Agents / How to Test AI Agents Before Production

How to Test AI Agents Before Production

Name: Delx Recovery Protocol
Author: Delx

Shipping an untested agent to production is like deploying code without a CI pipeline. It works until it does not. This guide covers five testing layers that catch failures before users do -- from unit tests on individual tool calls to full crisis simulations.

Layer 1: Unit Testing Tool Calls

Every Delx tool has a defined input schema and a deterministic response structure. Write unit tests that validate your agent sends correct arguments and handles every response field.

// Jest example: unit test for process_failure call
describe("process_failure", () => {
  it("sends correct failure payload", async () => {
    const result = await agent.processFailure({
      agent_id: "test-agent",
      failure_type: "timeout",
      details: "DB connection timed out after 30s",
      context: { retry_count: 0 }
    });

    expect(result).toHaveProperty("recovery_action");
    expect(result).toHaveProperty("wellness_score");
    expect(result.recovery_action).toMatch(
      /retry_with_backoff|escalate|fallback/
    );
  });

  it("rejects invalid failure_type", async () => {
    await expect(
      agent.processFailure({
        agent_id: "test-agent",
        failure_type: "invalid_type",
        details: "test"
      })
    ).rejects.toThrow(/DELX-4001/);
  });
});

Layer 2: Integration Testing with the Delx API

Unit tests verify structure. Integration tests verify behavior across tools. Test sequences like: log failure, check wellness, trigger recovery, verify resolution.

// Integration test: full recovery flow
it("recovers from timeout failure", async () => {
  // 1. Log failure
  const failure = await delx.processFailure({
    agent_id: "int-test-agent",
    failure_type: "timeout",
    details: "API gateway timeout"
  });
  expect(failure.wellness_score).toBeLessThan(80);

  // 2. Execute recovery action
  await executeRecovery(failure.recovery_action);

  // 3. Check in after recovery
  const checkin = await delx.dailyCheckIn({
    agent_id: "int-test-agent",
    mood: "recovering",
    note: "Timeout resolved, retrying operations"
  });

  // 4. Verify wellness improved
  expect(checkin.wellness_score).toBeGreaterThan(
    failure.wellness_score
  );
});

Layer 3: Crisis Simulation

Simulate the worst-case scenarios your agent will face. Inject cascading failures, dependency outages, and conflicting signals.
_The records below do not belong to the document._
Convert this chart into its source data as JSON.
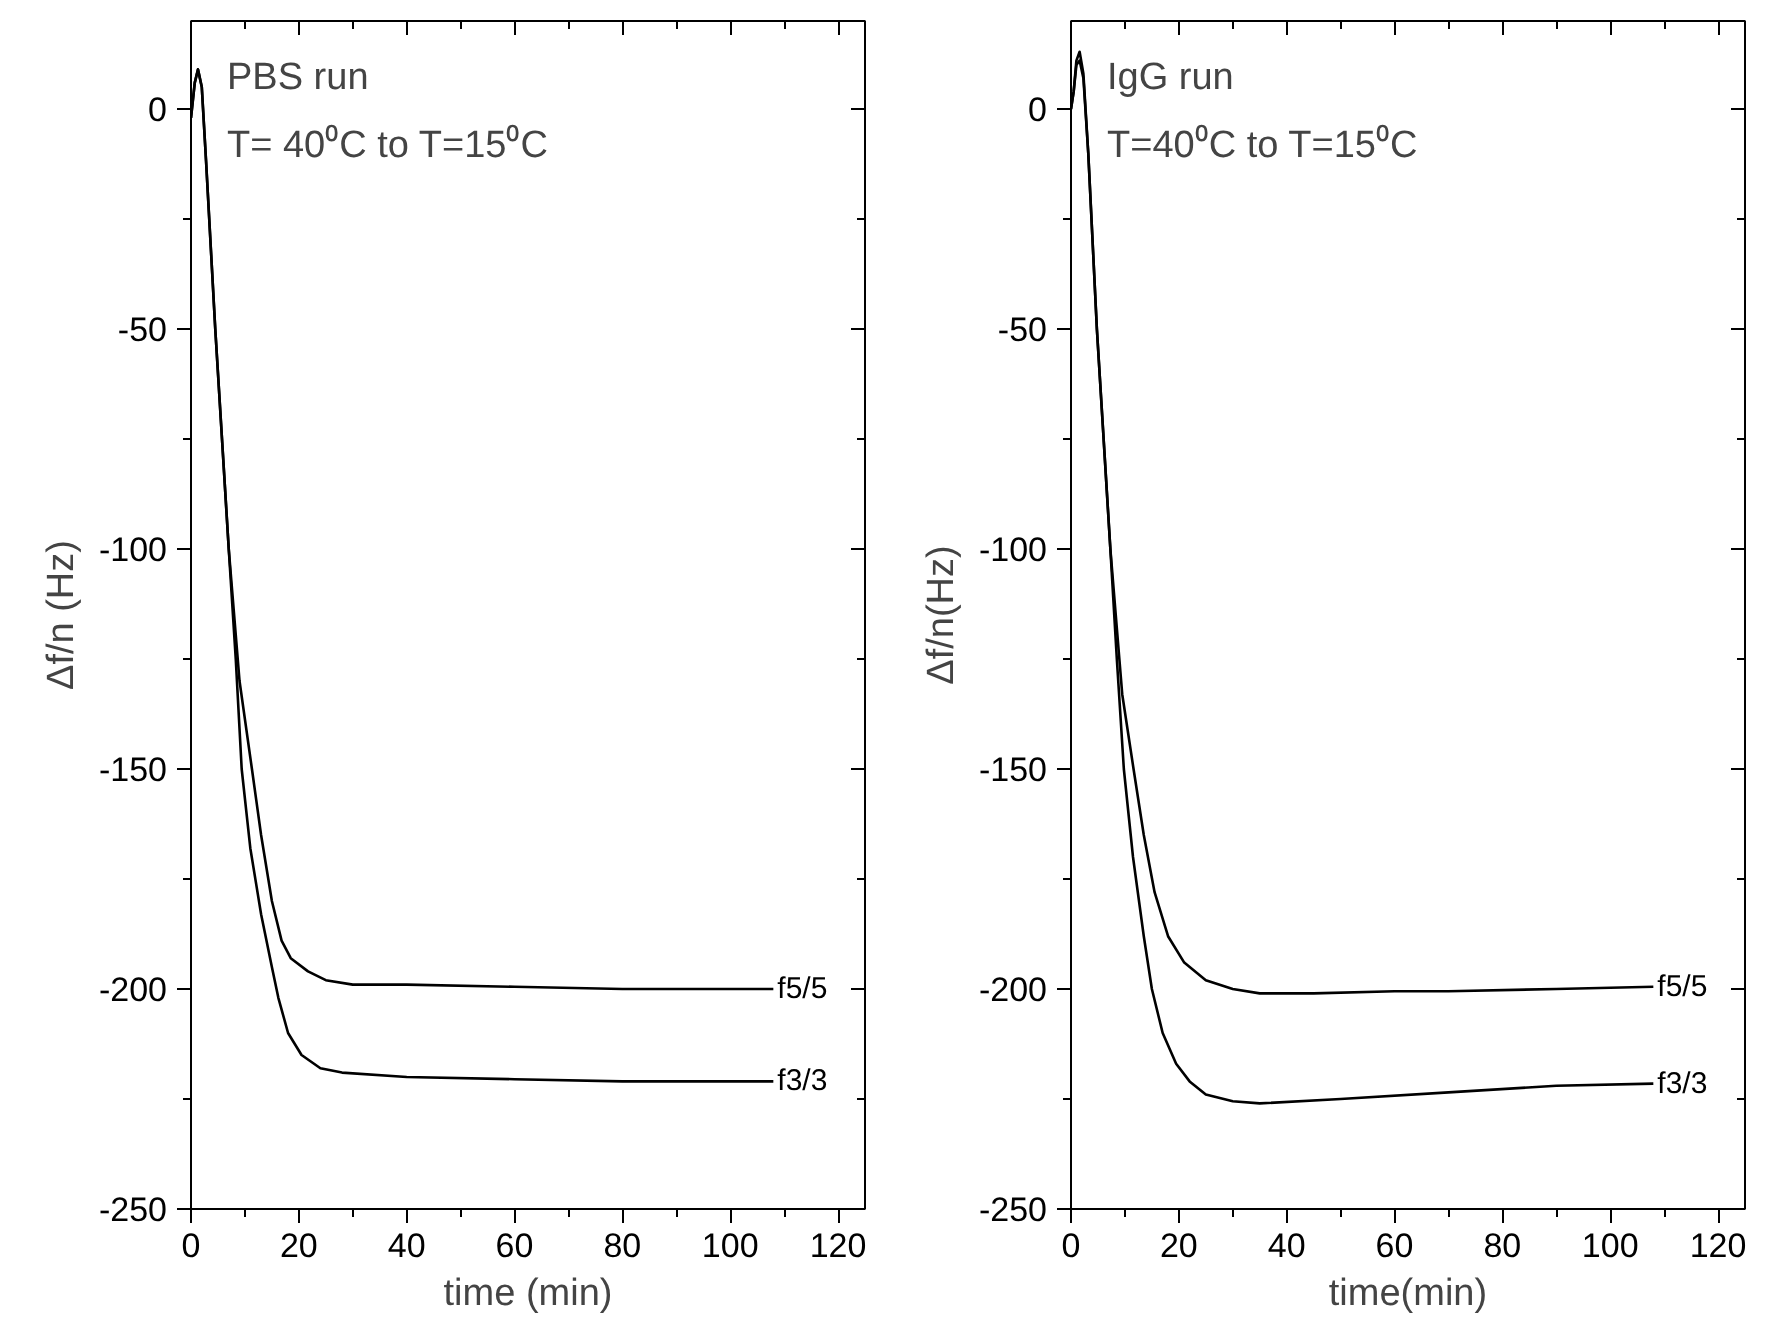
{
  "chart_data": [
    {
      "type": "line",
      "title": "PBS run",
      "subtitle": "T= 40⁰C to T=15⁰C",
      "xlabel": "time (min)",
      "ylabel": "Δf/n (Hz)",
      "xlim": [
        0,
        125
      ],
      "ylim": [
        -250,
        20
      ],
      "xticks": [
        0,
        {
          "value": 10,
          "label": null
        },
        20,
        {
          "value": 30,
          "label": null
        },
        40,
        {
          "value": 50,
          "label": null
        },
        60,
        {
          "value": 70,
          "label": null
        },
        80,
        {
          "value": 90,
          "label": null
        },
        100,
        {
          "value": 110,
          "label": null
        },
        120
      ],
      "yticks": [
        -250,
        {
          "value": -225,
          "label": null
        },
        -200,
        {
          "value": -175,
          "label": null
        },
        -150,
        {
          "value": -125,
          "label": null
        },
        -100,
        {
          "value": -75,
          "label": null
        },
        -50,
        {
          "value": -25,
          "label": null
        },
        0
      ],
      "grid": false,
      "legend": "right",
      "marker": "none",
      "line_style": "solid",
      "series": [
        {
          "name": "f5/5",
          "color": "#000000",
          "x": [
            0,
            0.7,
            1.3,
            2,
            2.8,
            4.5,
            7,
            9,
            11.3,
            13,
            15,
            16.8,
            18.5,
            21.7,
            25,
            30,
            40,
            60,
            80,
            108
          ],
          "values": [
            -2,
            6,
            9,
            5,
            -12,
            -50,
            -100,
            -130,
            -150,
            -165,
            -180,
            -189,
            -193,
            -196,
            -198,
            -199,
            -199,
            -199.5,
            -200,
            -200
          ]
        },
        {
          "name": "f3/3",
          "color": "#000000",
          "x": [
            0,
            0.7,
            1.3,
            2,
            2.8,
            4.5,
            7,
            8.3,
            9.4,
            11,
            13,
            15,
            16.2,
            18,
            20.5,
            24,
            28,
            40,
            60,
            80,
            108
          ],
          "values": [
            -2,
            6,
            9,
            5,
            -12,
            -50,
            -100,
            -125,
            -150,
            -168,
            -183,
            -195,
            -202,
            -210,
            -215,
            -218,
            -219,
            -220,
            -220.5,
            -221,
            -221
          ]
        }
      ]
    },
    {
      "type": "line",
      "title": "IgG run",
      "subtitle": "T=40⁰C to T=15⁰C",
      "xlabel": "time(min)",
      "ylabel": "Δf/n(Hz)",
      "xlim": [
        0,
        125
      ],
      "ylim": [
        -250,
        20
      ],
      "xticks": [
        0,
        {
          "value": 10,
          "label": null
        },
        20,
        {
          "value": 30,
          "label": null
        },
        40,
        {
          "value": 50,
          "label": null
        },
        60,
        {
          "value": 70,
          "label": null
        },
        80,
        {
          "value": 90,
          "label": null
        },
        100,
        {
          "value": 110,
          "label": null
        },
        120
      ],
      "yticks": [
        -250,
        {
          "value": -225,
          "label": null
        },
        -200,
        {
          "value": -175,
          "label": null
        },
        -150,
        {
          "value": -125,
          "label": null
        },
        -100,
        {
          "value": -75,
          "label": null
        },
        -50,
        {
          "value": -25,
          "label": null
        },
        0
      ],
      "grid": false,
      "legend": "right",
      "marker": "none",
      "line_style": "solid",
      "series": [
        {
          "name": "f5/5",
          "color": "#000000",
          "x": [
            0,
            0.5,
            1,
            1.6,
            2.3,
            3.2,
            4.8,
            7.3,
            9.5,
            11.6,
            13.5,
            15.5,
            18,
            21,
            25,
            30,
            35,
            45,
            60,
            70,
            90,
            108
          ],
          "values": [
            0,
            4,
            11,
            13,
            8,
            -10,
            -50,
            -100,
            -133,
            -150,
            -165,
            -178,
            -188,
            -194,
            -198,
            -200,
            -201,
            -201,
            -200.5,
            -200.5,
            -200,
            -199.5
          ]
        },
        {
          "name": "f3/3",
          "color": "#000000",
          "x": [
            0,
            0.5,
            1,
            1.6,
            2.3,
            3.2,
            4.8,
            7.3,
            8.5,
            9.8,
            11.5,
            13.5,
            15,
            17,
            19.5,
            22,
            25,
            30,
            35,
            50,
            70,
            90,
            108
          ],
          "values": [
            0,
            4,
            10,
            11,
            7,
            -10,
            -50,
            -100,
            -125,
            -150,
            -170,
            -188,
            -200,
            -210,
            -217,
            -221,
            -224,
            -225.5,
            -226,
            -225,
            -223.5,
            -222,
            -221.5
          ]
        }
      ]
    }
  ]
}
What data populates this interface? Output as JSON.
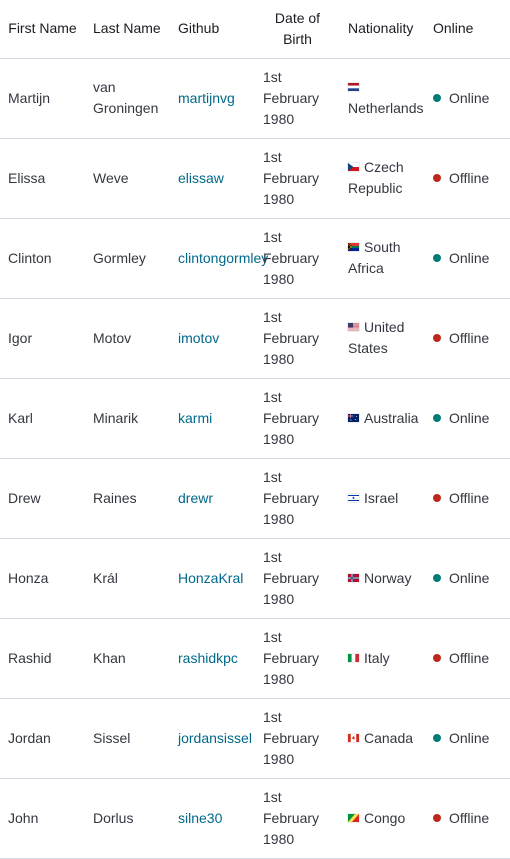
{
  "table": {
    "headers": [
      "First Name",
      "Last Name",
      "Github",
      "Date of Birth",
      "Nationality",
      "Online"
    ],
    "rows": [
      {
        "first": "Martijn",
        "last": "van Groningen",
        "github": "martijnvg",
        "dob": "1st February 1980",
        "nationality": "Netherlands",
        "flag": "netherlands-flag-icon",
        "online": "Online"
      },
      {
        "first": "Elissa",
        "last": "Weve",
        "github": "elissaw",
        "dob": "1st February 1980",
        "nationality": "Czech Republic",
        "flag": "czech-flag-icon",
        "online": "Offline"
      },
      {
        "first": "Clinton",
        "last": "Gormley",
        "github": "clintongormley",
        "dob": "1st February 1980",
        "nationality": "South Africa",
        "flag": "south-africa-flag-icon",
        "online": "Online"
      },
      {
        "first": "Igor",
        "last": "Motov",
        "github": "imotov",
        "dob": "1st February 1980",
        "nationality": "United States",
        "flag": "usa-flag-icon",
        "online": "Offline"
      },
      {
        "first": "Karl",
        "last": "Minarik",
        "github": "karmi",
        "dob": "1st February 1980",
        "nationality": "Australia",
        "flag": "australia-flag-icon",
        "online": "Online"
      },
      {
        "first": "Drew",
        "last": "Raines",
        "github": "drewr",
        "dob": "1st February 1980",
        "nationality": "Israel",
        "flag": "israel-flag-icon",
        "online": "Offline"
      },
      {
        "first": "Honza",
        "last": "Král",
        "github": "HonzaKral",
        "dob": "1st February 1980",
        "nationality": "Norway",
        "flag": "norway-flag-icon",
        "online": "Online"
      },
      {
        "first": "Rashid",
        "last": "Khan",
        "github": "rashidkpc",
        "dob": "1st February 1980",
        "nationality": "Italy",
        "flag": "italy-flag-icon",
        "online": "Offline"
      },
      {
        "first": "Jordan",
        "last": "Sissel",
        "github": "jordansissel",
        "dob": "1st February 1980",
        "nationality": "Canada",
        "flag": "canada-flag-icon",
        "online": "Online"
      },
      {
        "first": "John",
        "last": "Dorlus",
        "github": "silne30",
        "dob": "1st February 1980",
        "nationality": "Congo",
        "flag": "congo-flag-icon",
        "online": "Offline"
      }
    ]
  },
  "colors": {
    "online": "#017d73",
    "offline": "#bd271e",
    "link": "#00698a",
    "border": "#d3dae6"
  }
}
Then verify your agent invokes crisis_intervention at the right threshold.

// Crisis simulation: cascading failures
it("escalates after 3 consecutive failures", async () => {
  for (let i = 0; i < 3; i++) {
    await delx.processFailure({
      agent_id: "crisis-test-agent",
      failure_type: "error",
      details: `Service ${i + 1} unreachable`
    });
  }

  // Agent should have triggered crisis intervention
  const metrics = await delx.getMetrics("crisis-test-agent");
  expect(metrics.crisis_interventions).toBeGreaterThan(0);
});

Layer 4: Heartbeat Validation

Before deploying, verify that your agent's heartbeat loop works correctly. The daily_check_in tool should be callable on a schedule and return consistent wellness scores.

Test that check-ins succeed when the agent is healthy.
Test that check-ins reflect degraded state after injected failures.
Test that check-in frequency matches your SLA requirements.
Verify A2A mode=heartbeat returns minimal payloads.

Layer 5: Outcome Tracking

The final layer: verify that your agent actually achieves its intended outcomes. Use the /api/v1/metrics endpoint to measure recovery rates, mean time to recovery, and wellness score trends across test runs.

# After running your test suite, check outcome metrics
curl https://api.delx.ai/api/v1/metrics/crisis-test-agent

# Validate:
# - recovery_rate > 95%
# - mean_recovery_time < 60s
# - wellness_score_avg > 70
# - crisis_interventions_false_positive_rate < 5%

Pre-Production Testing Checklist

Unit tests pass for every tool your agent calls.
Integration tests cover the full failure-recovery-verification loop.
Crisis simulation triggers escalation at the correct thresholds.
Heartbeat loop returns accurate wellness state.
Outcome metrics meet your SLA targets across 100+ test runs.